3 – Espiral da Memória
Dedicada a referências de ancestralidade como Mestre Ananias, Luiz Melodia, Itamar Assumpção e Pixinguinha, reflete a ideia de que se torna ancestral quem faz história. “Banzo bom, viola” expressa a tristeza boa de lembrar de quem deixou legado, mantendo viva a memória coletiva.

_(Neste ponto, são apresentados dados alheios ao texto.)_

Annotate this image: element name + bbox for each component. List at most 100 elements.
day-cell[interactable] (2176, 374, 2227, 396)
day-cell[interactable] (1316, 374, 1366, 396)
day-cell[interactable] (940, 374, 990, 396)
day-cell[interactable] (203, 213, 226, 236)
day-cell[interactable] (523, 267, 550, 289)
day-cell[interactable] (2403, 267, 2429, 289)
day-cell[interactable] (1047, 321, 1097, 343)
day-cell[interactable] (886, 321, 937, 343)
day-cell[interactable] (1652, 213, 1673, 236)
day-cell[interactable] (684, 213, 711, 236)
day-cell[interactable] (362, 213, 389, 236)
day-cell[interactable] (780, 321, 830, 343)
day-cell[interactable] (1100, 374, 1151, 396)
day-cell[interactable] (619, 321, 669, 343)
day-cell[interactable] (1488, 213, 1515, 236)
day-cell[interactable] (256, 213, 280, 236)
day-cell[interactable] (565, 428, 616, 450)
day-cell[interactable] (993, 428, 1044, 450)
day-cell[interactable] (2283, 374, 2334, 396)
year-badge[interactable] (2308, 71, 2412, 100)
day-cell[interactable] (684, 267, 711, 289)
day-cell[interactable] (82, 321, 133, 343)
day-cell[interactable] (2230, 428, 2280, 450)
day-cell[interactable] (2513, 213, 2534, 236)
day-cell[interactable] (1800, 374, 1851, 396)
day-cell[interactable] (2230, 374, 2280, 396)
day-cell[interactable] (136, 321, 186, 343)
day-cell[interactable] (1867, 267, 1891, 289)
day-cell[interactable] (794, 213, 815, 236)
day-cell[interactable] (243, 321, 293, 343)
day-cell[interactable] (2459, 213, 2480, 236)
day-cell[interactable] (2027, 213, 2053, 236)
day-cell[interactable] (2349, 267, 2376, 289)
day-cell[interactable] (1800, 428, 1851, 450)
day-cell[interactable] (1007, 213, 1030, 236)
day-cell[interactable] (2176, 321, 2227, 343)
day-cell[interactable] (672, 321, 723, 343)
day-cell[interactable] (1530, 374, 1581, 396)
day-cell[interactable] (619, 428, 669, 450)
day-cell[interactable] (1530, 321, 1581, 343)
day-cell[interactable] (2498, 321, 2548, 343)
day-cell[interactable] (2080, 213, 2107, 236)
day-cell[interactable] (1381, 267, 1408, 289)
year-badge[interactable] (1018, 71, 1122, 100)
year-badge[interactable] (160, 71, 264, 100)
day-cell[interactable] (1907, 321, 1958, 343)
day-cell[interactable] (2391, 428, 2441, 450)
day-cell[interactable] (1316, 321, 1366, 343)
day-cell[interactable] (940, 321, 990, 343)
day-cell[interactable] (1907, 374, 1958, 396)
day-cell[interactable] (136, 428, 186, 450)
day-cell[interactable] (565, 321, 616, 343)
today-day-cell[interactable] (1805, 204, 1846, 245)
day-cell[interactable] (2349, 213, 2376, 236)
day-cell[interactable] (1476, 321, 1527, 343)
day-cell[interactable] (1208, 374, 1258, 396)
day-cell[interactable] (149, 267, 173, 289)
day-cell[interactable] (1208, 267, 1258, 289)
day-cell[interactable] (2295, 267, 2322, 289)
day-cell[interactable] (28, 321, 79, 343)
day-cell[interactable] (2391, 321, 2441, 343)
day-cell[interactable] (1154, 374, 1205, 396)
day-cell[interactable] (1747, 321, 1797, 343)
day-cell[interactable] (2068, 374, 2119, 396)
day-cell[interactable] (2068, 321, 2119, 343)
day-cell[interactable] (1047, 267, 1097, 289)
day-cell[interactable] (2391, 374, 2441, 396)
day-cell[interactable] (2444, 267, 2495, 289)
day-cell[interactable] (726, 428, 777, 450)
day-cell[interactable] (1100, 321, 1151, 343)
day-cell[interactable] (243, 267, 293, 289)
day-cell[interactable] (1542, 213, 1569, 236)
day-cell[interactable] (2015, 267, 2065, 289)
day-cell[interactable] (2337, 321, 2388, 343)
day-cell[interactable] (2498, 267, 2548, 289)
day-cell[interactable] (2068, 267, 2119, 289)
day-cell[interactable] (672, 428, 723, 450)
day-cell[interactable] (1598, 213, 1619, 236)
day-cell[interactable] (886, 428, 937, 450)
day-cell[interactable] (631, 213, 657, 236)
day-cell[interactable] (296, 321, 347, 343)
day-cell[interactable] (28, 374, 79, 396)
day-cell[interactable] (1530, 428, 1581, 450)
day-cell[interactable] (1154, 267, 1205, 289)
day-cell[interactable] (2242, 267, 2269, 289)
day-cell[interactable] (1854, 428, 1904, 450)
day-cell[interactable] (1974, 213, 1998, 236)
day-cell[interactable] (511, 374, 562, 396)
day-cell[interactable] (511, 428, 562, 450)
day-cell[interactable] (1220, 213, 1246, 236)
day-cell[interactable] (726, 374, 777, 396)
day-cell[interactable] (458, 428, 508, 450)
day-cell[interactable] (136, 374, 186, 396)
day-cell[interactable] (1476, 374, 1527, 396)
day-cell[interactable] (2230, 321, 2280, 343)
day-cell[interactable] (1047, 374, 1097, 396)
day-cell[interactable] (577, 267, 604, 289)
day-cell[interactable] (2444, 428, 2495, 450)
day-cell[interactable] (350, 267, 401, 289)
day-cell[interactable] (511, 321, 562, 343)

4 – Brincando de Orfeu / Lares, Mares e Manhãs
“Brincando de Orfeu” nasceu da lembrança de uma cena do filme Orfeu Negro, e é seguida por “Lares, Mares e Manhãs”, samba composto após um dia de encontros e surpresas. O refrão, influenciado pelos Racionais MC’s, mostra que tudo se conecta — o samba, o afeto e o cotidiano.
5 – Samba do MB
Composta por Walmir Gil como exercício de uma aula de improvisação, a faixa é uma celebração do aprendizado e da generosidade artística. Ao convidá-lo para o disco, Maurício descobriu que a música havia nascido justamente dessa troca.
6 – Criolo Sim, Doido Não
Homenagem a Gil e à aula que transformou o olhar de Maurício sobre a música. Uma lembrança de processos e afetos que moldaram o disco.
7 – Para Bonga e Bogum
Dedicada às religiões de matriz africana, especialmente às nações Jeje Mahi e ao terreiro do Bogum, a faixa também se inspira em Bessen e Oxumarê, conectando espiritualidade, ancestralidade e celebração.
8 – Sarau para Alforria
Primeiro lançamento do selo Atlântico Sul Music, foi composta em 2008 e se inspira no Choro Negro, de Paulinho da Viola. Transforma o lamento em recurso estético e celebra a liberdade e a memória musical negra.
9 – Gratitude
“Gratitude” oferece gratidão aos ouvintes e às energias que também escutam, transformando a escuta em rito de partilha. É uma celebração da atenção e da presença de quem se abre para ouvir.
10 – Ai, Ai Meu Bem
Com participação de Jota.pê, é uma cantiga para espantar a tristeza e convocar a força transformadora do amor. “A música também cura e renova”, diz Maurício.
11 – Primeiro de Janeiro
Composta na primeira viagem à Bahia, presta uma singela homenagem ao maestro Letieres Leite, que partiu durante a pandemia. Uma canção sobre laços, legados e memória viva.
12 – O Tao Digital
Composta em 13 de maio de 2020, durante o confinamento, reflete sobre o mundo digital e a potência das musicalidades negras periféricas. É um canto de leveza e celebração da liberdade, da espiritualidade e da conexão humana.